United is already 12 points behind Chelsea after 13 matches, with Solskjaer unable to develop a coherent game plan to challenge the team's biggest rivals in England. The lack of a pressing game was particularly evident, especially when Chelsea, Liverpool and Manchester City — the top three — all do that facet of the game so well.
Rangnick should provide that, though how some players — in particular 36-year-old Cristiano Ronaldo — adapt will be fascinating to see.
Rangnick’s first match in charge will be against Arsenal on Thursday if he is able to secure a working visa by then. If not, Carrick will continue in an interim role into which he has transitioned well, securing a place in the knockout stage of the Champions League after to a win at Villarreal and earning a slightly fortunate 1-1 draw at Chelsea in the Premier League on Sunday.
United has gone from the relative inexperience of Solskjaer, a club great who was in charge for three years and didn’t win a trophy despite improving the make-up of — and culture in — the squad, to a visionary like Rangnick, who has a big reputation to live up to.
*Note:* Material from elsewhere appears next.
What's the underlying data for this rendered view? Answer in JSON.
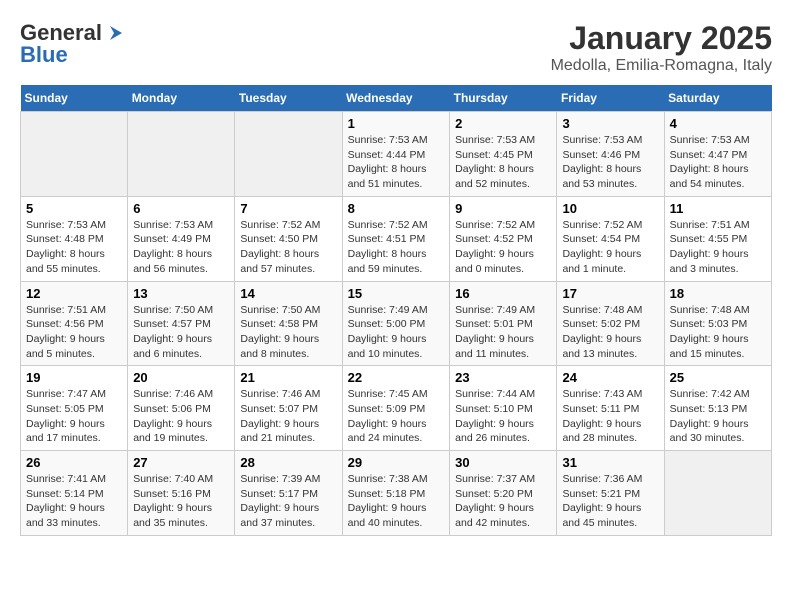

Most of Rangnick’s time over the last decade was spent as sporting director, first at Salzburg then at Leipzig. Then he had an overall role for the whole Red Bull network, overseeing transfers and hiring while coaches handled the day-to-day tactical work.
His most recent role, in Russia with Lokomotiv, has been more of the same because he had overall authority for transfer strategy and a recent coaching appointment.
The highlight of a slew of short-lived spells as coach with German clubs was at Schalke, where he won the German Cup in 2011 — the same year he reached the semifinals of the Champions League, only to lose to Alex Ferguson's United.
Getting United back in Europe's top competition will be his aim — the team is five points behind fourth-place West Ham — before he gets to work as a consultant, perhaps putting in place a philosophy that will serve the club well for the long haul.